問題描述
我有一個巨大的 xml 文件 (1 Gig).我想將一些元素(條目)移動到具有相同標題和規范的另一個文件中.
假設原始文件包含帶有標簽<to_move>
的條目:
<?xml version="1.0" encoding="ISO-8859-1"?><!DOCTYPE some SYSTEM "some.dtd"><一些>...<to_move date="somedate"><child>一些文字</child>......</to_move>...</一些>
我使用 lxml.etree.iterparse 來遍歷文件.工作正常.當我找到帶有標簽 <to_move>
的元素時,假設它存儲在變量 element
我做
new_file.write(etree.tostring(element))
但這會導致
<?xml version="1.0" encoding="ISO-8859-1"?><!DOCTYPE some SYSTEM "some.dtd"><一些>...<to_move xmlns:="some" date="somedate"># <---- 這就是問題所在.我不想要命名空間.<child>一些文字</child>......</to_move>...</一些>
所以問題是:如何告訴 etree.tostring() 不要寫 xmlns:="some"

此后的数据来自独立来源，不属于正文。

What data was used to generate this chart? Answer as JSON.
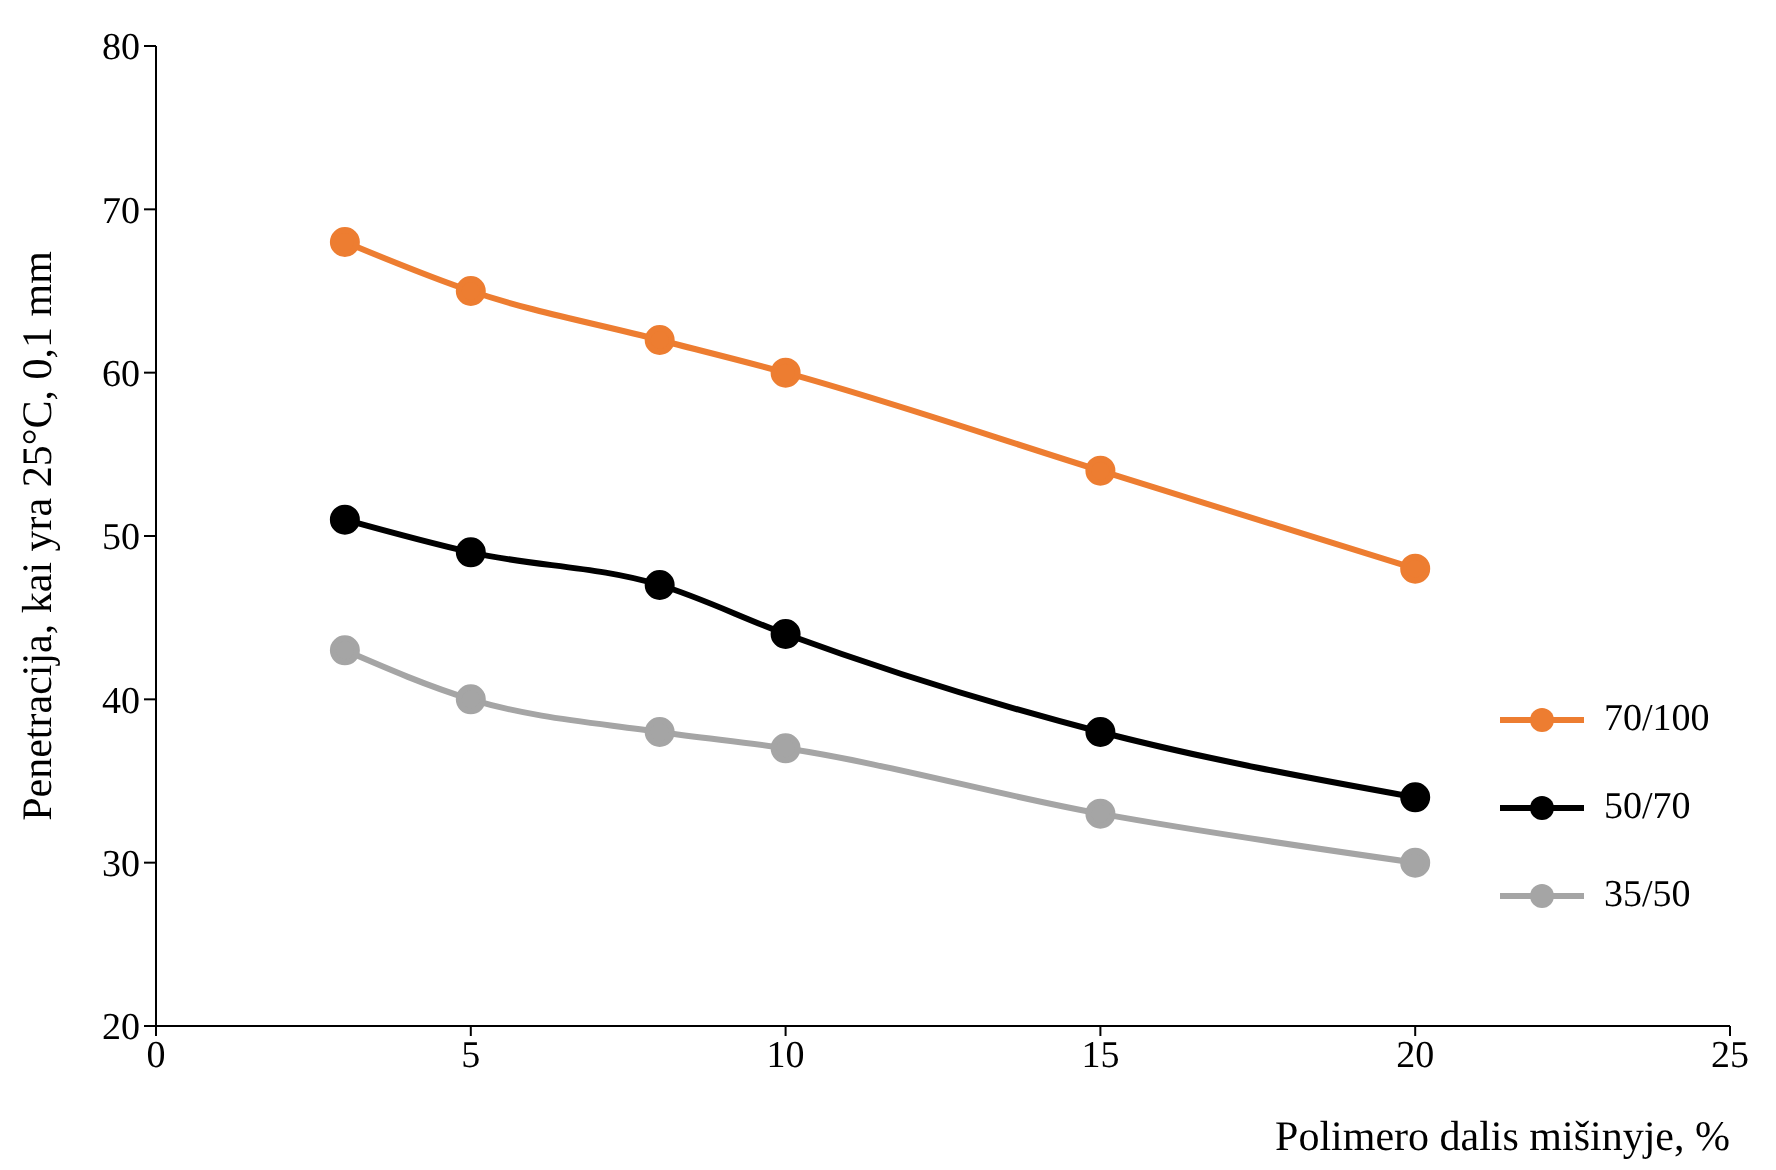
{
  "chart_data": {
    "type": "line",
    "xlabel": "Polimero dalis mišinyje, %",
    "ylabel": "Penetracija, kai yra 25°C, 0,1 mm",
    "x": [
      3,
      5,
      8,
      10,
      15,
      20
    ],
    "series": [
      {
        "name": "70/100",
        "color": "#ed7d31",
        "values": [
          68,
          65,
          62,
          60,
          54,
          48
        ]
      },
      {
        "name": "50/70",
        "color": "#000000",
        "values": [
          51,
          49,
          47,
          44,
          38,
          34
        ]
      },
      {
        "name": "35/50",
        "color": "#a5a5a5",
        "values": [
          43,
          40,
          38,
          37,
          33,
          30
        ]
      }
    ],
    "xlim": [
      0,
      25
    ],
    "xticks": [
      0,
      5,
      10,
      15,
      20,
      25
    ],
    "ylim": [
      20,
      80
    ],
    "yticks": [
      20,
      30,
      40,
      50,
      60,
      70,
      80
    ],
    "grid": false,
    "legend": "right",
    "marker": "circle",
    "line_style": "solid"
  }
}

.這可能嗎?我在 lxml.etree 的 api-documentation 中苦苦掙扎,但找不到令人滿意的答案.
這是我為 etree.trostring
找到的:
tostring(element_or_tree, encoding=None, method="xml",xml_declaration=無,pretty_print=False,with_tail=True,獨立=無,文檔類型=無,排他=假,with_comments=真)
<塊引用>
將元素序列化為其 XML 的編碼字符串表示樹.
對我來說,tostring()
的每個參數似乎都沒有幫助.有什么建議或更正嗎?
我經常像這樣抓取一個命名空間為它創建一個別名:
someXML = lxml.etree.XML(someString)如果 ns 為無:ns = {"m": someXML.tag.split("}")[0][1:]}someid = someXML.xpath('.//m:ImportantThing//m:ID', namespaces=ns)
你可以做一些類似的事情來獲取命名空間,以便在使用 tostring
后創建一個正則表達式來清理它.
或者你可以清理輸入字符串.找到第一個空格,檢查后面是否有xmlns,如果是,則刪除整個xmlns直到下一個空格,如果沒有則刪除空格.重復直到沒有更多的空格或 xmlns 聲明.但不要超過第一個 >
.
I have a huge xml file (1 Gig). I want to move some of the elements (entrys) to another file with the same header and specifications.

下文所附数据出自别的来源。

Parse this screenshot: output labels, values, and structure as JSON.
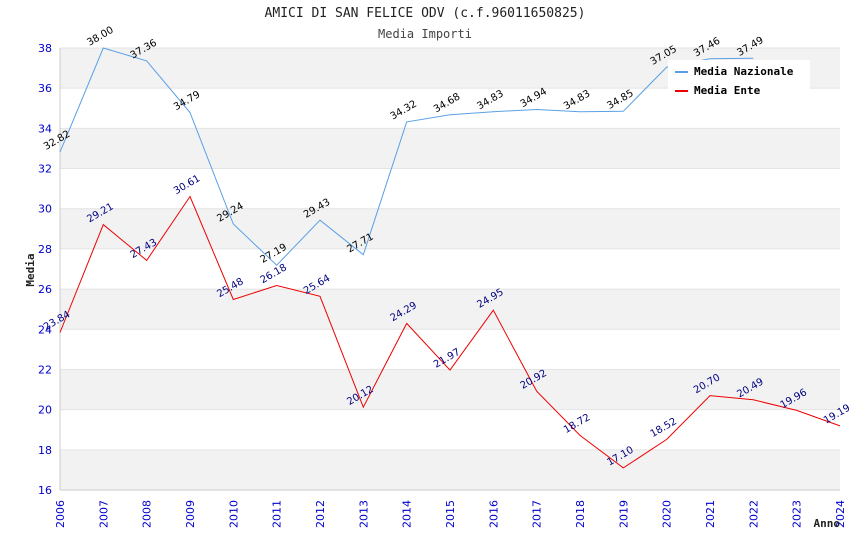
{
  "title": "AMICI DI SAN FELICE ODV (c.f.96011650825)",
  "subtitle": "Media Importi",
  "chart_data": {
    "type": "line",
    "ylabel": "Media",
    "xlabel": "Anno",
    "ylim": [
      16,
      38
    ],
    "yticks": [
      16,
      18,
      20,
      22,
      24,
      26,
      28,
      30,
      32,
      34,
      36,
      38
    ],
    "x": [
      "2006",
      "2007",
      "2008",
      "2009",
      "2010",
      "2011",
      "2012",
      "2013",
      "2014",
      "2015",
      "2016",
      "2017",
      "2018",
      "2019",
      "2020",
      "2021",
      "2022",
      "2023",
      "2024"
    ],
    "grid": "horizontal bands",
    "legend_position": "top-right",
    "series": [
      {
        "name": "Media Nazionale",
        "color": "#5aa0e6",
        "label_color": "#000000",
        "values": [
          32.82,
          38.0,
          37.36,
          34.79,
          29.24,
          27.19,
          29.43,
          27.71,
          34.32,
          34.68,
          34.83,
          34.94,
          34.83,
          34.85,
          37.05,
          37.46,
          37.49,
          null,
          null
        ],
        "labels": [
          "32.82",
          "38.00",
          "37.36",
          "34.79",
          "29.24",
          "27.19",
          "29.43",
          "27.71",
          "34.32",
          "34.68",
          "34.83",
          "34.94",
          "34.83",
          "34.85",
          "37.05",
          "37.46",
          "37.49",
          "",
          ""
        ]
      },
      {
        "name": "Media Ente",
        "color": "#ee0000",
        "label_color": "#000080",
        "values": [
          23.84,
          29.21,
          27.43,
          30.61,
          25.48,
          26.18,
          25.64,
          20.12,
          24.29,
          21.97,
          24.95,
          20.92,
          18.72,
          17.1,
          18.52,
          20.7,
          20.49,
          19.96,
          19.19
        ],
        "labels": [
          "23.84",
          "29.21",
          "27.43",
          "30.61",
          "25.48",
          "26.18",
          "25.64",
          "20.12",
          "24.29",
          "21.97",
          "24.95",
          "20.92",
          "18.72",
          "17.10",
          "18.52",
          "20.70",
          "20.49",
          "19.96",
          "19.19"
        ]
      }
    ]
  }
}
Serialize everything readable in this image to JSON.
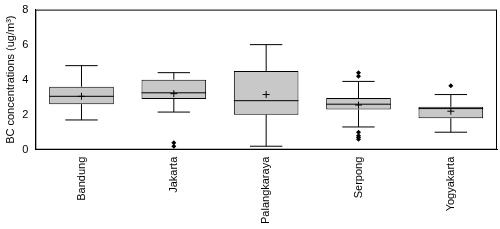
{
  "chart_data": {
    "type": "box",
    "y_label": "BC concentrations (ug/m³)",
    "categories": [
      "Bandung",
      "Jakarta",
      "Palangkaraya",
      "Serpong",
      "Yogyakarta"
    ],
    "whisker_low": [
      1.7,
      2.15,
      0.2,
      1.3,
      1.0
    ],
    "q1": [
      2.6,
      2.9,
      2.0,
      2.3,
      1.8
    ],
    "median": [
      3.05,
      3.25,
      2.8,
      2.6,
      2.35
    ],
    "q3": [
      3.6,
      4.0,
      4.5,
      2.95,
      2.45
    ],
    "whisker_high": [
      4.8,
      4.4,
      6.0,
      3.9,
      3.15
    ],
    "mean": [
      3.05,
      3.2,
      3.15,
      2.55,
      2.2
    ],
    "outliers": [
      [],
      [
        0.4,
        0.2
      ],
      [],
      [
        4.4,
        4.2,
        1.0,
        0.8,
        0.7,
        0.6
      ],
      [
        3.65
      ]
    ],
    "color": "#c8c8c8",
    "ylim": [
      0,
      8
    ],
    "yticks": [
      0,
      2,
      4,
      6,
      8
    ],
    "grid": false
  }
}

Let's say the original file contains this entry with tag <to_move>
:
<?xml version="1.0" encoding="ISO-8859-1"?>
<!DOCTYPE some SYSTEM "some.dtd">
<some>
...
<to_move date="somedate">
<child>some text</child>
...
...
</to_move>
...
</some>
I use lxml.etree.iterparse to iterate through the file. Works fine. When I find the element with tag <to_move>
, let's assume it is stored in the variable element
I do
new_file.write(etree.tostring(element))
But this results in
<?xml version="1.0" encoding="ISO-8859-1"?>
<!DOCTYPE some SYSTEM "some.dtd">
<some>
...
<to_move xmlns:="some" date="somedate"> # <---- Here is the problem. I don't want the namespace.
<child>some text</child>
...
...
</to_move>
...
</some>
So the question is: How to tell etree.tostring() not to write the xmlns:="some"

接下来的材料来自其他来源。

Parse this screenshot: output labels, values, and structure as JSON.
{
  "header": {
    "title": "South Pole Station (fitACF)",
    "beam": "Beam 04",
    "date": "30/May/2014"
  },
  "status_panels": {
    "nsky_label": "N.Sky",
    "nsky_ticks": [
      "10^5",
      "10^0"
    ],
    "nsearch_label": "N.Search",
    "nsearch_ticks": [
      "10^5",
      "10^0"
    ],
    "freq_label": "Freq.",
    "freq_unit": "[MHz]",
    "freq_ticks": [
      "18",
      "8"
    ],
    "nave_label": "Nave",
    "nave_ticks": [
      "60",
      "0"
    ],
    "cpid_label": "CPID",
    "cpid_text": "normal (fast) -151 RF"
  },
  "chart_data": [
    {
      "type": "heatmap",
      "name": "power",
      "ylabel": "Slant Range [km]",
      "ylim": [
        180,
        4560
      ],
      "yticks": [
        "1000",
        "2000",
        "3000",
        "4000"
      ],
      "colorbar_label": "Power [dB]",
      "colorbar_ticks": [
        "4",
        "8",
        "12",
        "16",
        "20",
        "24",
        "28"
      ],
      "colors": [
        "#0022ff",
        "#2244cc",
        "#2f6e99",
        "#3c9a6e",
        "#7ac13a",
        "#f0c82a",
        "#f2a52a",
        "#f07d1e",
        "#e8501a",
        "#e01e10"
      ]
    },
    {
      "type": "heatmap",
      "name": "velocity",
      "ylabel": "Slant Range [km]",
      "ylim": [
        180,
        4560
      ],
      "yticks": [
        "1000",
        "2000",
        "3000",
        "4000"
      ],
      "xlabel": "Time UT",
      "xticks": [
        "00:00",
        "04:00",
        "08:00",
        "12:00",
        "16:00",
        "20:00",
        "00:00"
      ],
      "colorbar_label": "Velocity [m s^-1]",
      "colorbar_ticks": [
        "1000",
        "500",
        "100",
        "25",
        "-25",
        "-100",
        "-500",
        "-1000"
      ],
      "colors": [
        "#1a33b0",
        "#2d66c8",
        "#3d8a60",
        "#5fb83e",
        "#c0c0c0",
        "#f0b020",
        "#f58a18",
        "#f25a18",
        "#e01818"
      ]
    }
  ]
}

. Is this possible? I struggeled with the api-documentation of lxml.etree, but I couldn't find a satisfying answer.
This is what I found for etree.trostring
:
tostring(element_or_tree, encoding=None, method="xml",
xml_declaration=None, pretty_print=False, with_tail=True,
standalone=None, doctype=None, exclusive=False, with_comments=True)
Serialize an element to an encoded string representation of its XML tree.
To me every one of the parameters of tostring()
does not seem to help. Any suggestion or corrections?
I often grab a namespace to make an alias for it like this:
someXML = lxml.etree.XML(someString)
if ns is None:
ns = {"m": someXML.tag.split("}")[0][1:]}
someid = someXML.xpath('.//m:ImportantThing//m:ID', namespaces=ns)
You could do something similar to grab the namespace in order to make a regex that will clean it up after using tostring
.
Or you could clean up the input string. Find the first space, check if it is followed by xmlns, if yes, delete the whole xmlns bit up to the next space, if no delete the space. Repeat until there are no more spaces or xmlns declarations. But don't go past the first >
.
這篇關于如何告訴 lxml.etree.tostring(element) 不要在 python 中編寫命名空間?的文章就介紹到這了,希望我們推薦的答案對大家有所幫助,也希望大家多多支持html5模板網!